Real estate is a common way to build assets; several people do so then sell their property to fund retirement.
They sometimes downsize, purchasing a smaller piece of real estate and using the rest of the money towards a more comfortable retirement. Others rent instead and thereby avoid many of the costs of property maintenance.
The whole subject of real estate and retirement is worth closer examination.
Age is always a factor. The older you are the closer you need to consider the potential consequences of how you want to live, in your own property or someone else’s.
There are balancing factors to consider as well as the stark figures themselves.
Buy or Rent?
It is logical to buy real estate during a working life but it gets more complicated for those close to, or already retired. One of the motivations for buying and retaining real estate is to leave it to surviving members of the family.
It is generally more expensive to buy than rent in retirement according to a report from Trulia so it is a decision that is clearly affected by personal circumstances and whether sufficient provision has already been made to fund a comfortable retirement.

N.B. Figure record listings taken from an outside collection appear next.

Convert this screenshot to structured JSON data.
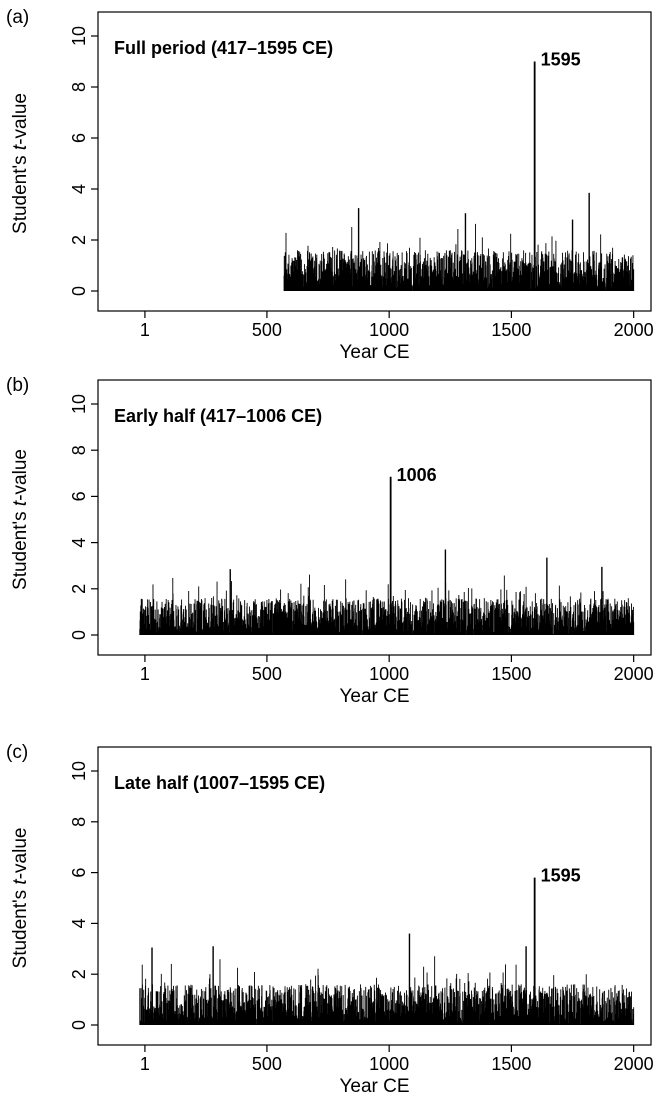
{
  "colors": {
    "background": "#ffffff",
    "ink": "#000000"
  },
  "chart_data": [
    {
      "type": "bar",
      "panel_letter": "(a)",
      "title": "Full period (417–1595 CE)",
      "xlabel": "Year CE",
      "ylabel_prefix": "Student's ",
      "ylabel_italic": "t",
      "ylabel_suffix": "-value",
      "xlim": [
        -150,
        2030
      ],
      "ylim": [
        0,
        10
      ],
      "xticks": [
        1,
        500,
        1000,
        1500,
        2000
      ],
      "yticks": [
        0,
        2,
        4,
        6,
        8,
        10
      ],
      "data_start_year": 569,
      "data_end_year": 2000,
      "grid": false,
      "legend": "none",
      "peak": {
        "x": 1595,
        "y": 9.0,
        "label": "1595"
      },
      "notable_values": [
        {
          "x": 875,
          "y": 3.25
        },
        {
          "x": 1312,
          "y": 3.05
        },
        {
          "x": 1818,
          "y": 3.85
        },
        {
          "x": 1750,
          "y": 2.8
        }
      ]
    },
    {
      "type": "bar",
      "panel_letter": "(b)",
      "title": "Early half (417–1006 CE)",
      "xlabel": "Year CE",
      "ylabel_prefix": "Student's ",
      "ylabel_italic": "t",
      "ylabel_suffix": "-value",
      "xlim": [
        -150,
        2030
      ],
      "ylim": [
        0,
        10
      ],
      "xticks": [
        1,
        500,
        1000,
        1500,
        2000
      ],
      "yticks": [
        0,
        2,
        4,
        6,
        8,
        10
      ],
      "data_start_year": -20,
      "data_end_year": 2000,
      "grid": false,
      "legend": "none",
      "peak": {
        "x": 1006,
        "y": 6.85,
        "label": "1006"
      },
      "notable_values": [
        {
          "x": 350,
          "y": 2.85
        },
        {
          "x": 1230,
          "y": 3.7
        },
        {
          "x": 1645,
          "y": 3.35
        },
        {
          "x": 1870,
          "y": 2.95
        }
      ]
    },
    {
      "type": "bar",
      "panel_letter": "(c)",
      "title": "Late half (1007–1595 CE)",
      "xlabel": "Year CE",
      "ylabel_prefix": "Student's ",
      "ylabel_italic": "t",
      "ylabel_suffix": "-value",
      "xlim": [
        -150,
        2030
      ],
      "ylim": [
        0,
        10
      ],
      "xticks": [
        1,
        500,
        1000,
        1500,
        2000
      ],
      "yticks": [
        0,
        2,
        4,
        6,
        8,
        10
      ],
      "data_start_year": -20,
      "data_end_year": 2000,
      "grid": false,
      "legend": "none",
      "peak": {
        "x": 1595,
        "y": 5.8,
        "label": "1595"
      },
      "notable_values": [
        {
          "x": 30,
          "y": 3.05
        },
        {
          "x": 280,
          "y": 3.1
        },
        {
          "x": 1083,
          "y": 3.6
        },
        {
          "x": 1560,
          "y": 3.1
        }
      ]
    }
  ]
}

The report from the mentioned US-based online real estate site, which looked at 100 cities with the largest retired population, found that in 98 of them it was cheaper to rent. The only reason to buy was that inheritance factor.
Those two places, The Villages in Florida and Danville in Virginia had cheap property and relatively high rent.

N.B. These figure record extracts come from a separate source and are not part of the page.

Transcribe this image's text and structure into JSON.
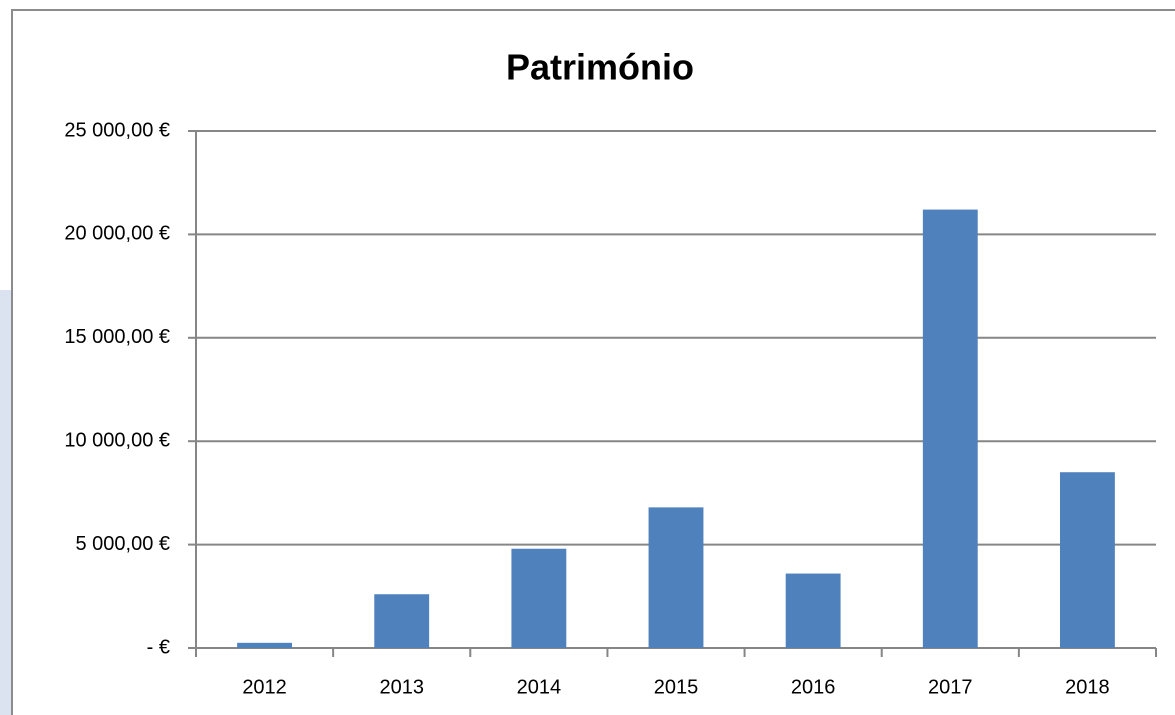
{
  "chart_data": {
    "type": "bar",
    "title": "Património",
    "categories": [
      "2012",
      "2013",
      "2014",
      "2015",
      "2016",
      "2017",
      "2018"
    ],
    "values": [
      250,
      2600,
      4800,
      6800,
      3600,
      21200,
      8500
    ],
    "color": "#4f81bd",
    "ylim": [
      0,
      25000
    ],
    "yticks": [
      {
        "value": 0,
        "label": "-  €"
      },
      {
        "value": 5000,
        "label": "5 000,00 €"
      },
      {
        "value": 10000,
        "label": "10 000,00 €"
      },
      {
        "value": 15000,
        "label": "15 000,00 €"
      },
      {
        "value": 20000,
        "label": "20 000,00 €"
      },
      {
        "value": 25000,
        "label": "25 000,00 €"
      }
    ],
    "grid": true
  }
}
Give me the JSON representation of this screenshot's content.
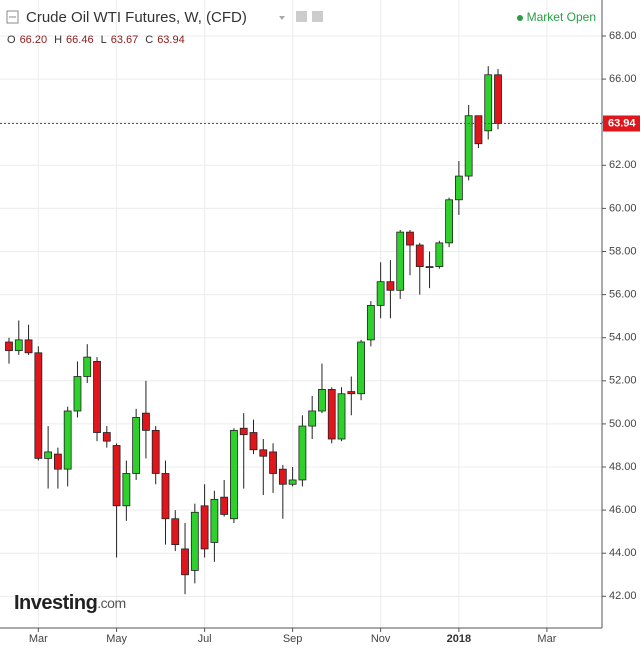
{
  "chart_data": {
    "type": "candlestick",
    "title": "Crude Oil WTI Futures, W, (CFD)",
    "market_status": "Market Open",
    "quote": [
      {
        "name": "O",
        "value": 66.2,
        "label": "66.20"
      },
      {
        "name": "H",
        "value": 66.46,
        "label": "66.46"
      },
      {
        "name": "L",
        "value": 63.67,
        "label": "63.67"
      },
      {
        "name": "C",
        "value": 63.94,
        "label": "63.94"
      }
    ],
    "logo": {
      "main": "Investing",
      "suffix": ".com"
    },
    "categories": [
      null,
      null,
      null,
      "Mar",
      null,
      null,
      null,
      null,
      null,
      null,
      null,
      "May",
      null,
      null,
      null,
      null,
      null,
      null,
      null,
      null,
      "Jul",
      null,
      null,
      null,
      null,
      null,
      null,
      null,
      null,
      "Sep",
      null,
      null,
      null,
      null,
      null,
      null,
      null,
      null,
      "Nov",
      null,
      null,
      null,
      null,
      null,
      null,
      null,
      "2018",
      null,
      null,
      null,
      null,
      null,
      null,
      null,
      null,
      "Mar"
    ],
    "open": [
      53.8,
      53.4,
      53.9,
      53.3,
      48.4,
      48.6,
      47.9,
      50.6,
      52.2,
      52.9,
      49.6,
      49.0,
      46.2,
      47.7,
      50.5,
      49.7,
      47.7,
      45.6,
      44.2,
      43.2,
      46.2,
      44.5,
      46.6,
      45.6,
      49.8,
      49.6,
      48.8,
      48.7,
      47.9,
      47.2,
      47.4,
      49.9,
      50.6,
      51.6,
      49.3,
      51.5,
      51.4,
      53.9,
      55.5,
      56.6,
      56.2,
      58.9,
      58.3,
      57.3,
      57.3,
      58.4,
      60.4,
      61.5,
      64.3,
      63.6,
      66.2,
      null,
      null,
      null,
      null,
      null
    ],
    "high": [
      54.0,
      54.8,
      54.6,
      53.6,
      49.9,
      48.9,
      50.8,
      52.9,
      53.7,
      53.1,
      49.9,
      49.1,
      48.3,
      50.7,
      52.0,
      49.9,
      48.3,
      46.0,
      45.4,
      46.3,
      47.2,
      46.9,
      47.4,
      49.8,
      50.5,
      50.2,
      49.3,
      49.1,
      48.1,
      48.0,
      50.4,
      51.3,
      52.8,
      51.7,
      51.7,
      52.2,
      53.9,
      55.7,
      57.5,
      57.6,
      59.0,
      59.0,
      58.4,
      58.0,
      58.5,
      60.5,
      62.2,
      64.8,
      64.3,
      66.6,
      66.46,
      null,
      null,
      null,
      null,
      null
    ],
    "low": [
      52.8,
      53.2,
      53.2,
      48.3,
      47.0,
      47.0,
      47.1,
      50.3,
      51.9,
      49.2,
      48.9,
      43.8,
      45.5,
      47.4,
      48.4,
      47.2,
      44.4,
      44.1,
      42.1,
      42.6,
      43.8,
      43.6,
      45.7,
      45.4,
      47.0,
      48.6,
      46.7,
      46.8,
      45.6,
      47.1,
      47.1,
      49.3,
      50.5,
      49.1,
      49.2,
      50.4,
      51.1,
      53.6,
      54.9,
      54.9,
      55.8,
      56.9,
      56.0,
      56.3,
      57.2,
      58.2,
      59.7,
      61.3,
      62.8,
      63.2,
      63.67,
      null,
      null,
      null,
      null,
      null
    ],
    "close": [
      53.4,
      53.9,
      53.3,
      48.4,
      48.7,
      47.9,
      50.6,
      52.2,
      53.1,
      49.6,
      49.2,
      46.2,
      47.7,
      50.3,
      49.7,
      47.7,
      45.6,
      44.4,
      43.0,
      45.9,
      44.2,
      46.5,
      45.8,
      49.7,
      49.5,
      48.8,
      48.5,
      47.7,
      47.2,
      47.4,
      49.9,
      50.6,
      51.6,
      49.3,
      51.4,
      51.4,
      53.8,
      55.5,
      56.6,
      56.2,
      58.9,
      58.3,
      57.3,
      57.3,
      58.4,
      60.4,
      61.5,
      64.3,
      63.0,
      66.2,
      63.94,
      null,
      null,
      null,
      null,
      null
    ],
    "up_color": "#2ed12b",
    "down_color": "#e0161d",
    "last_price": {
      "value": 63.94,
      "label": "63.94"
    },
    "last_price_color": "#e0161d",
    "ylim": [
      40.53,
      69.67
    ],
    "yticks": [
      {
        "value": 42,
        "label": "42.00"
      },
      {
        "value": 44,
        "label": "44.00"
      },
      {
        "value": 46,
        "label": "46.00"
      },
      {
        "value": 48,
        "label": "48.00"
      },
      {
        "value": 50,
        "label": "50.00"
      },
      {
        "value": 52,
        "label": "52.00"
      },
      {
        "value": 54,
        "label": "54.00"
      },
      {
        "value": 56,
        "label": "56.00"
      },
      {
        "value": 58,
        "label": "58.00"
      },
      {
        "value": 60,
        "label": "60.00"
      },
      {
        "value": 62,
        "label": "62.00"
      },
      {
        "value": 64,
        "label": "64.00"
      },
      {
        "value": 66,
        "label": "66.00"
      },
      {
        "value": 68,
        "label": "68.00"
      }
    ],
    "grid": true
  }
}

For example in Danville, reasonable property was available at an average of $65,000 while rent was $800 a month. Within Florida, people who wanted to leave something to their families could often find cheap property to do so.
Trulia made a couple of assumptions in their report:
- Buyers paid 15% tax
- They would stay in the property for 15 years
Withdrawing Money out of Retirement Provisions
You may have been putting away money into a retirement account you might consider taking out some money to put a deposit on real estate but there are implications in doing that:
- Funds taken from a 401(k) will be taxed and you will face penalties. A better alternative is to borrow from your 401(k) accepting the obligation of having to pay it back. You can get $50,000 or half of the balance whichever is the lesser but the later you are in life, and closer to retirement the greater the burden that will be. Too many people are already running expensive debt, typically credit card balances and they should pay that off with traditional no credit – realistic loans lender, not 401(k) money.
- If you have a traditional IRA, you will have $10,000 per person and therefore would potentially have double that available towards real estate purchase. There are no penalties involved but the amount withdrawn is taxable.
- Roth IRAs are completely tax free because tax has already been paid on the balance. As long as you have had the account for a minimum of 5 years or you are under 60 you will pay no penalties except where the money comes from investment savings.
The crucial question is whether it makes sense to withdraw anything to buy real estate.
- You could can earn interest from yourself by borrowing from your 401(k). The rate of interest set should be reasonable. It will compensate to some extent for the growth you will lose on the money you withdraw.
- Private Mortgage Insurance (PMI) generally applies to mortgages that represent more than 80% of the purchase price. Ensuring that this withdrawal ensures you have at least 20% deposit means you will avoid PMI.
- You are still investing by buying real estate. The factors to consider remain your location, rental rather than purchase issues and you longer term plans.
- You do lose earning potential on existing accounts. Compound interest is a powerful source of growth and withdrawing money stops that amount from growing.
- It can be hard to claw back what you are losing by withdrawing money. Given you would now have mortgage payments that can be especially difficult.
You must give this a great deal of thought. There is no hard and fast rule because of individual circumstances including location and age.